Open tdcmeehan opened 1 year ago
@tdcmeehan Wanted to confirm if this is about using supporting Glue as metastore for Iceberg Table? If yes, then that's already supported - https://prestodb.io/docs/current/connector/iceberg.html#glue-catalog
@agrawalreetika As far as I can tell that uses the the HiveTableOperations
backed by glue. Instead of the GlueTableOperations
of iceberg.
@tdcmeehan I think the priority of this might be higher since I have tables that take very long to get passed the planning stage (~10 minutes) while in Trino, using the native GlueCatalog, I don't have this issue at all. I think this is related to using the HiveTableOperations
.
Actually, the slowness seems to be from not caching the tables used during the query. Trino caches the TableMetadata
object and when getting re-uses it throughout the query. For tables with a large TableMetadata
this cache is really important. Changing the planning phase from minutes to seconds.

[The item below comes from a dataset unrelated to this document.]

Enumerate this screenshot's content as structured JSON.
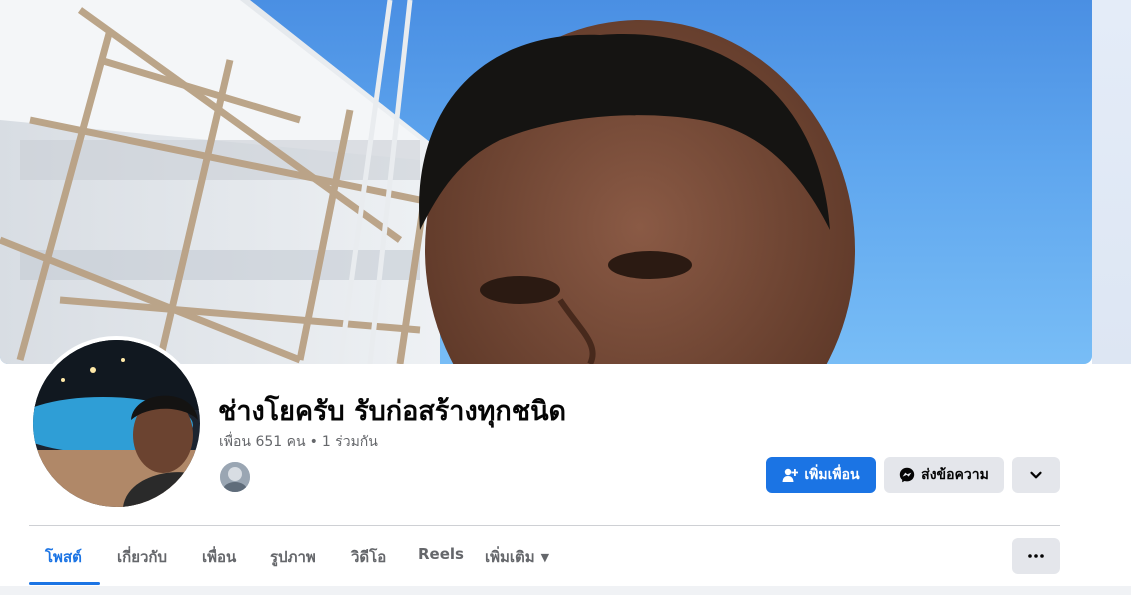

CC: @agrawalreetika who has been looking into table metadata caching and I believe has a prototype and observed a similar speedup
@tdcmeehan @jasonf20 Yes I have had similar findings where repetitive Metadata callls are causing higher planning time and eventually high Query execution time. Specially this is causing slower query execution on Iceberg Native catalogs. I have a prototype which could help us in reducing these metadata calls per query and which would drastically reduce Query execution time for both Hive & Native Iceberg catalogs. I will create a PR for same and list all the details soon.
Iceberg deployments may use multiple catalogs. We should add support for additional catalogs so users don't need to migrate their catalog to begin using Presto on Iceberg.
This issue tracks the implementation of the currently missing Glue catalog.